1 Reply Latest reply on Jul 18, 2008 2:57 PM by [Jongware]

    Scripting and history.

    GagnonEric Level 1
      It's not much a question or even a complaint.. more of a observation.

      I have been given a feedback this week on a problem that the scripted tools (i bring in production) is creating. They are fully aware of the time (and boring repetitive work) i save them.. but in the end when things works well, what user notice is what is not working (like me here posting about this problem when Indesign really brings a lot to my work! ;)ah! ah!)

      Users (graphist, designers) LOVE the very generous Undo of indesign (i'm not sure if there is a limit?), but using script often make it impossible to go back as some of my more complex script generate alot of action in the history.

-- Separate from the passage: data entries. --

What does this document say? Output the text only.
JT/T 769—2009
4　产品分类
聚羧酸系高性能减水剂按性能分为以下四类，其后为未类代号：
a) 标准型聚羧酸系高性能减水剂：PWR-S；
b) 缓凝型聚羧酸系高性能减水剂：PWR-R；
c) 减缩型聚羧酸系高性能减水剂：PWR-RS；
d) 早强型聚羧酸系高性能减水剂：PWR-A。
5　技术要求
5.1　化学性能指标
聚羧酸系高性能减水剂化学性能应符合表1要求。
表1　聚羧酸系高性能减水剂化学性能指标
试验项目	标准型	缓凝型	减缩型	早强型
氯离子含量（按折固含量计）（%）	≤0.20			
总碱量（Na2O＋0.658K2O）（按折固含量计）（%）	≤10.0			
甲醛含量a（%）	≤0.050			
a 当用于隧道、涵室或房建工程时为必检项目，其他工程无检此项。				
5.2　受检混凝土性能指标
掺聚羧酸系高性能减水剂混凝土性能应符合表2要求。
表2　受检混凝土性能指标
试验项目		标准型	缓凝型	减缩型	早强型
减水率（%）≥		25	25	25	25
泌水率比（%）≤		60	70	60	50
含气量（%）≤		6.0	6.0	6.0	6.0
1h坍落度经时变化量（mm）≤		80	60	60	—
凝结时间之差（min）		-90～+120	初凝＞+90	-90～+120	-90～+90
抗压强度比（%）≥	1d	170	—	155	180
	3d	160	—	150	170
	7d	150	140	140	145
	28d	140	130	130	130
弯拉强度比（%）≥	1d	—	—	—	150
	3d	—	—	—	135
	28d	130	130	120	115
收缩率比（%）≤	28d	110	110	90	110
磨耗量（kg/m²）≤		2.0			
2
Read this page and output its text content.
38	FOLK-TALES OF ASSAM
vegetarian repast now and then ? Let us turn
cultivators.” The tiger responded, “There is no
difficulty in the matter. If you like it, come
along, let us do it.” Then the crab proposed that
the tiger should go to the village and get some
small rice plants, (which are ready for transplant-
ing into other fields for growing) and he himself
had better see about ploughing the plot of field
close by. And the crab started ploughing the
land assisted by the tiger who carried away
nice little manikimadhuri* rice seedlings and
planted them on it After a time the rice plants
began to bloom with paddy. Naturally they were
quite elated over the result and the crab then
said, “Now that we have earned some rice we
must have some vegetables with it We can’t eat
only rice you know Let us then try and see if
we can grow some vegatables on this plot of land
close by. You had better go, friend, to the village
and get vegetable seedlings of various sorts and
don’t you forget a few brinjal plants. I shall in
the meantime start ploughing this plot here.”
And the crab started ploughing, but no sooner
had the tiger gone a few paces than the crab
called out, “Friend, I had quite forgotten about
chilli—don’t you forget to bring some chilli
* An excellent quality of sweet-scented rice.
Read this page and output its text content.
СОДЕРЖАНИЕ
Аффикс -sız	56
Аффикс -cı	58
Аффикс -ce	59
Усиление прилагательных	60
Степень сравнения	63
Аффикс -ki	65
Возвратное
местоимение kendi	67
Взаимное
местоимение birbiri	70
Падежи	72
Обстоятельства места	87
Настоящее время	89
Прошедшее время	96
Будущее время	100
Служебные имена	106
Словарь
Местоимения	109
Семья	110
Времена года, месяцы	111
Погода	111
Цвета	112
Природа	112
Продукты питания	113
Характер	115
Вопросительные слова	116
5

      Command-z will only revert the last action that the script did. That make sense to me as a programmer, but not to them because when they use the palette of tool and click on a button (say "adjust xyz"), it's not different to them as using a native align button in Indesign (they would expect the same behavior in both situation: Command-z = back to what the document was before using the button.

      Maybe using the c++ SDK would give a thighter control on how automating operations get recorded in the history??

      Eric
        • 1. Re: Scripting and history.
          [Jongware] Most Valuable Participant
          >Maybe using the c++ SDK would give a thighter control on how automating operations get recorded in the history??

          Absolutely.
          Because Peter Kahrel's original (CS) script for inserting foreign characters ran slower and slower in CS, the more I moved towards the end of a long story, I decided to re-write it in C++ as a proper plug-in. Freebie #1 was it inserted itself into any menu I wanted (I put it in the Type menu). Freebie #2 was it appeared in the Keyboard Shortcut Editor, so I could add a custom shortcut key. #3 was that the edit box to enter a character code in suddenly had developed a memory: it remembered the last one entered, all by itself. And finally (to get to the point :-) ), as the plugin was named "Insert Special Character", the Undo was called "Undo Insert Special Character". All courtesy of the plugin framework!

          (Writing plugins got a bit more complicated in CS2, then even more so in CS3. Fortunately, the scripting engine has been sped up so much I now can use the original script again! But I really miss the extra features the plugin version had.)